Let’s finish the week with something different by looking at three things that have grabbed my attention over the last few days.
The first is some really interesting research produced after Harvey Norman’s profit result this week, which saw Gerry Harvey announce a 9% lift in net profit to $252.26 million and then bemoan the extreme consumer caution that he and other retailers are battling.

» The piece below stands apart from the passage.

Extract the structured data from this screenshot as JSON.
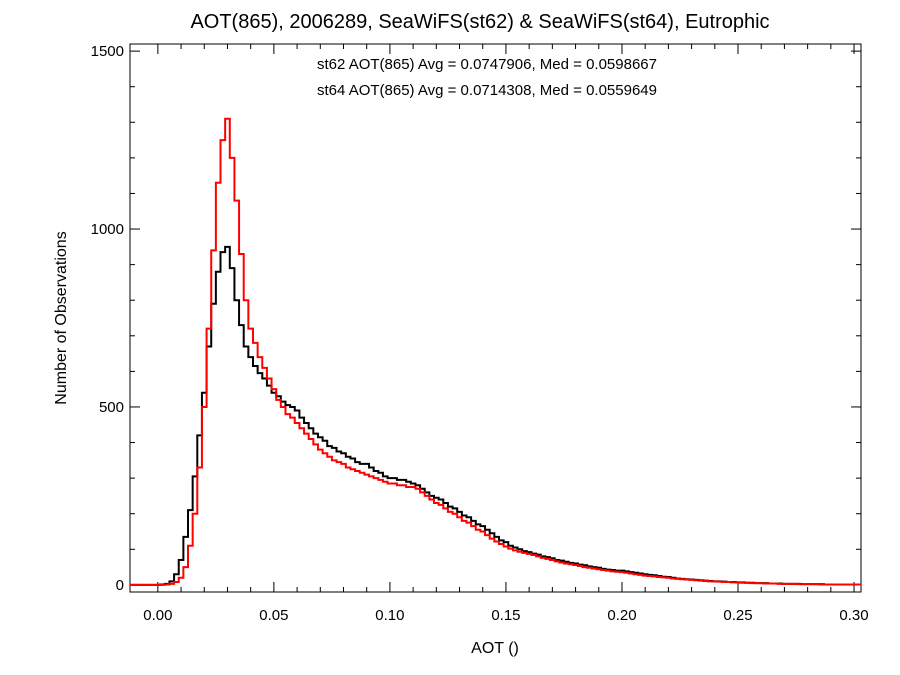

But as analyst at Morgan Stanley suggested, perhaps we’re looking at Harvey Norman in the wrong way – instead of seeing the company as a retailer, we should see it as a property company.
About 30% of Harvey Norman’s earnings were generated by the rent paid by franchisees – the biggest contribution ever from the property division.
While the size of this contribution was exaggerated by the poor performance of the retail business, the numbers are compelling – Harvey Norman has a market capitalisation of about $2.2 billion and its property assets are worth $1.9 billion.
It’s an interesting way to see our retailers, isn’t it?
The blogger who is becoming a venture capitalist
A fascinating story coming out of the US overnight concerns the founder of influential TechCrunch blogger Michael Arrington, who has announced he will take a “back seat” role at TechCrunch and start a $US20 million investment fund to target young start-ups.
While many would question the ethics of such a move, Arrington says he does not actually consider himself to be a journalist (although he regularly breaks great stories) and he will disclose all investments made by the fund in any future posts.
His employer has been most accommodating – AOL, which bought TechCrunch last year for a reported $US30 million, has actually put $US10 million into the fund.
I’m not sure how I feel about this one. While Arrington says his investments will never be allowed to influence TechCrunch, I do wonder how readers will see the deal.
Perhaps it will open up tech start-ups in a way that hasn’t been done before. But given the power of a site like TechCrunch to influence the speed with which a new company gets noticed, the publication could face conflicts down the track.
Whatever the case, it does show that the traditional media business model continues to chang in new and exciting ways.
The speakers’ circuit
The high Australian dollar is creating massive problems for many sectors of the economy, but not all.
As Martin Joyce writes on Business Spectator, the strong dollar has enticed a tidal wave of top business speakers to travel to Australia in the coming months, including Donald Trump, Richard Branson, economist Harry Dent, Edward De Bono and self-help guru Tim Ferris.
And in an environment when businesses are cautious about spending of any type, a ticket to see a top-flight speaker is the equivalent of the cheap treat that many consumers are treating themselves to.
While not all of the speakers mentioned above might be your cup of tea, the parade of big names is worth checking out – even grabbing a couple of ideas to use in your business will make the price of admission worthwhile.